Load-Bearing Assumptions
DCF: WACC 9%, terminal multiple 23×, FY+5 revenue $4B. Triangulation leans 41% on DCF, 29% on PWEV.
Reasons the Thesis Could Fail (Falsifiable)
Pre-registered signals that would break the thesis — each polices a specific scenario boundary and is checked at every earnings update:
- Organic revenue growth (constant currency, ex-M&A) < 0.01 (2 consecutive prints → Industrial-PMI Recession / Inventory Reset). The base case rests on low-single-digit organic volume. Two quarters below 1% organic would place IDEX between the recession and base scenario drivers and confirm the short-cycle destock is not a one-quarter distortion.
- Adjusted (non-GAAP) operating margin < 0.2 (2 consecutive prints → Industrial-PMI Recession / Inventory Reset). Base-case value depends on margin holding near the low-twenties. A sustained print below 20% signals decremental margins are running ahead of cost actions and moves the earnings path toward the recession driver of 18.5%.

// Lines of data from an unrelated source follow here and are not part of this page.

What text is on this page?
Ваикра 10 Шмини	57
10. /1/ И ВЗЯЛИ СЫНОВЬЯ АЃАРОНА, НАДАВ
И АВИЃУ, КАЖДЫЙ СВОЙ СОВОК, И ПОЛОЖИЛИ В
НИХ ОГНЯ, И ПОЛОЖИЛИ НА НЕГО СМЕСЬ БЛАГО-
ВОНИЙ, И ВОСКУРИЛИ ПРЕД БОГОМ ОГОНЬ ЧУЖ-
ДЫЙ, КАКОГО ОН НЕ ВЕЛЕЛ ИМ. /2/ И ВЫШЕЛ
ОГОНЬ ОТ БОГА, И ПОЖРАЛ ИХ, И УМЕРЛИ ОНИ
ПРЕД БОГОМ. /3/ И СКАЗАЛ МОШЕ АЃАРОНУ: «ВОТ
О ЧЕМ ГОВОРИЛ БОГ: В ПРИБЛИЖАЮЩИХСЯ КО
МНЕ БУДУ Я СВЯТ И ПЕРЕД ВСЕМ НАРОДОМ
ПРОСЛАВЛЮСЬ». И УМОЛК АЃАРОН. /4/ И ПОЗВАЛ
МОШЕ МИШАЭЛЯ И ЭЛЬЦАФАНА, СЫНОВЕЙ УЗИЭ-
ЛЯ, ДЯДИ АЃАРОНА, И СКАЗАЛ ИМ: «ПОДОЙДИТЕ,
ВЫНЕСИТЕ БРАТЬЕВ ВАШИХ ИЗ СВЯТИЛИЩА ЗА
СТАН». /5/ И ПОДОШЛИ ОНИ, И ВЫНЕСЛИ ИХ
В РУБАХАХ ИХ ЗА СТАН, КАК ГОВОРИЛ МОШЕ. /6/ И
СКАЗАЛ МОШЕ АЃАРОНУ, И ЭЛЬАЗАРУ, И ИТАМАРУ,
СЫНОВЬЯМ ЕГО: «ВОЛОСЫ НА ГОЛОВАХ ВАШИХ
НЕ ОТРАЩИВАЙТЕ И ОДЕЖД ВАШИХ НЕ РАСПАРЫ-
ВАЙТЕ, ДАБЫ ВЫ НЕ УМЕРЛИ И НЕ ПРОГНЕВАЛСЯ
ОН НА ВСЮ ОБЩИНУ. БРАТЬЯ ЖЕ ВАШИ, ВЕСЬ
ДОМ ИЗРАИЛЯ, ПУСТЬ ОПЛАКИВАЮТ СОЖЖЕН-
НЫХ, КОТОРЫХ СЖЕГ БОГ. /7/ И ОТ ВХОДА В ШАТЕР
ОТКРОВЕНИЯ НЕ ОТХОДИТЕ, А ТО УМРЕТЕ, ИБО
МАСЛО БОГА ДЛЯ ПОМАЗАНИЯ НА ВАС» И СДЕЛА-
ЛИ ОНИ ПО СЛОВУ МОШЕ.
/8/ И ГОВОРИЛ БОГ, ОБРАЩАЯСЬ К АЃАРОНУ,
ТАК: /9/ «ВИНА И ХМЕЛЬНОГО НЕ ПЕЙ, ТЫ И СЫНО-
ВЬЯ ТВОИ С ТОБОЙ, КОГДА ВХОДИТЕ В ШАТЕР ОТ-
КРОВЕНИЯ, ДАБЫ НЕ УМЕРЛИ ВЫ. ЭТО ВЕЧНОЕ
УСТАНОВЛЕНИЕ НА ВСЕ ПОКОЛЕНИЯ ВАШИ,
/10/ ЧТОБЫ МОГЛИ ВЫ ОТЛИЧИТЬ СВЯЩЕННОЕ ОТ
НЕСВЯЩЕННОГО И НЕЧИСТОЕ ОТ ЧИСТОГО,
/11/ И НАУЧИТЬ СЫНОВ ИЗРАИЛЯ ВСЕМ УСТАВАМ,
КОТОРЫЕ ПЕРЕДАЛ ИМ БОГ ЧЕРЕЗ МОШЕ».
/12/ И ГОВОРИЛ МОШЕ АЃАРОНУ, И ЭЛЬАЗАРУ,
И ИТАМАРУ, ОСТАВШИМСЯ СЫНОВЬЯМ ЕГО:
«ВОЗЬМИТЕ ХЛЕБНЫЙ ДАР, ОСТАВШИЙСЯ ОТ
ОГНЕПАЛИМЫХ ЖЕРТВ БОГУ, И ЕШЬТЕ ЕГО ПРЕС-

- Book-to-bill (orders / revenue) in short-cycle segments < 0.95 (2 consecutive prints → Industrial-PMI Recession / Inventory Reset). Book-to-bill leads revenue for short-cycle machinery. Two quarters below 0.95 would flag a forward volume shortfall against the base-case low-single-digit organic assumption before it appears in reported sales.
- Trailing FCF conversion (FCF / adjusted net income) < 0.9 (2 consecutive prints → Structural — Portfolio / End-Market Disruption). IDEX's quality rests on high cash conversion funding bolt-on M&A and the dividend. A sustained conversion below 90% would indicate working-capital or capex leakage that undermines the capital-allocation engine central to the compounder thesis.
- Goodwill and intangible impairment charge > 0.2 (single event → Structural — Portfolio / End-Market Disruption). A material impairment on an acquired platform (charge exceeding ~$0.20B, roughly a fifth of annual adjusted net income) would evidence a portfolio misstep and support the structural-impairment mechanism where earnings and the multiple de-rate together.
Fact / Inference / Speculation
- FACT: Spot $221; 52-week range $155–$230; engine rating HOLD; base-case target $227 (+3%). (source: Alpha Vantage 2026-06-27, 8 July 2026)
- INFERENCE: Triangulated FV $198 (-10% vs spot · triangulated FV); the rating tracks the Monte-Carlo + scenario-PWEV core; the cash-flow anchor sits below the multiple-discipline core.
- SPECULATION: At current prices the embedded bet is that the market keeps paying the current multiple through the capex cycle — a regime call the engine cannot verify from fundamentals alone.
Recommendation: HOLD
Balanced: triangulated fair value $198 (-10% vs spot); the outcome hinges on P/E Multiple. The debate is P/E Multiple — fundamentally a multiple/regime call.
Disclosures & Limitations
This report is for informational and research purposes only. It is not personalised investment advice and does not consider any investor's objectives, financial situation, risk tolerance, tax position, or liquidity needs.
- No suitability assessment has been performed for any individual.
- Market data may be delayed or inaccurate; figures are as of the analysis date.
- Model outputs (fair values, targets, scenario probabilities) are estimates and may be wrong.
- Forecasts are uncertain; past performance is not indicative of future returns.
- The author or publisher may hold positions in securities mentioned.
- Users should verify information against primary sources (company filings) before acting.
- Investing involves risk of loss; there is no guarantee any target price is achieved.
- Ratings follow a defined research methodology (12-month expected-return thresholds), not individual circumstances.